Maybe a better question is “Why Wouldn’t I?” I’ve loved the outdoors for decades, and there’s some je ne sais quios about the struggle and reward of reaching a destination that relatively few do. I guess that’s maybe the reason that I got into alpinism, taking on risk and copious hardships to experience something unique. How many times have I been wet and cold or out of water where it would be so much more comfortable to just stay in my sleeping bag and throw in the towel, but whether willingly or unwillingly I drug myself out and had one of those rare days that are just perfect? I understand the PCT feeds on the same dynamic. It’s a perpetual mental battle against the seemingly impossible, but somehow you can dig deep and discover unknown strength to complete something special.

On a perfect day in the middle of the Cascades after running out of water the night before.

When I was a kid, I learned about the PCT while reading a National Geographic Adventure magazine that featured all of the long-distance trails that make up the triple crown. I must have spent hours pouring over it and exploring the maps to the point that my stepfather jokingly asked me which I was going to do first. I don’t recall that at that time I even had any intention of ever actually doing any of those trails, but they were something vaguely on my radar. In the intervening years, I’ve run across the PCT a number of times. It does a good job of sticking near the crest and provides access to a number of striking mountains that I’ve climbed. Of the three trails, it’s definitely the one that appeals to me the most.  The Appalachian Trail might be more strenuous, but it strikes me as relatively boring. The CDT has a wild allure, but it might be too masochistic to “embrace the brutality” for a first time thru-hike.  The PCT, however, is familiar and runs from my childhood home to my adoptive home.

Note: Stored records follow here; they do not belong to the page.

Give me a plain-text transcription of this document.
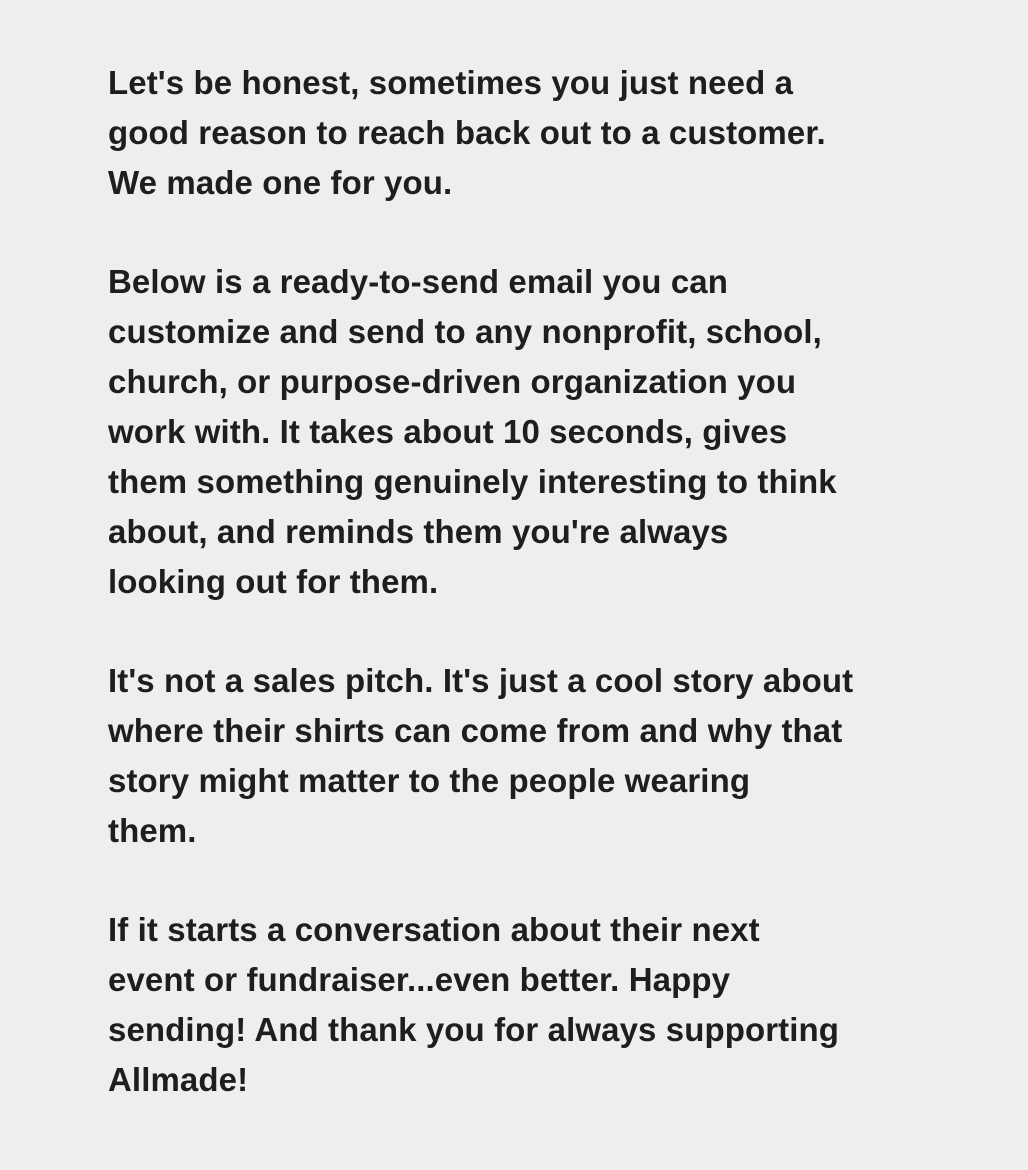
Let's be honest, sometimes you just need a
good reason to reach back out to a customer.
We made one for you.

Below is a ready-to-send email you can
customize and send to any nonprofit, school,
church, or purpose-driven organization you
work with. It takes about 10 seconds, gives
them something genuinely interesting to think
about, and reminds them you're always
looking out for them.

It's not a sales pitch. It's just a cool story about
where their shirts can come from and why that
story might matter to the people wearing
them.

If it starts a conversation about their next
event or fundraiser...even better. Happy
sending! And thank you for always supporting
Allmade!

I guess it was finally in the summer of 2015 that something got under my skin to go ahead and hike the PCT. It must have been due to a video that I watched online. If it had been earlier in the year and logistically possible to complete a thru-hike, I might actually have dropped everything to embark on that adventure. But it wasn’t, and I had commitments that prevented me from doing it the following two years. For 2018, finally everything lined up, and I got a permit for my desired date despite the PCTA website being overwhelmed with traffic. I start April 27th, my gear is mostly in place, and I’ve successfully put on ten pounds in preparation. So, we’ll see how far I make it toward Canada.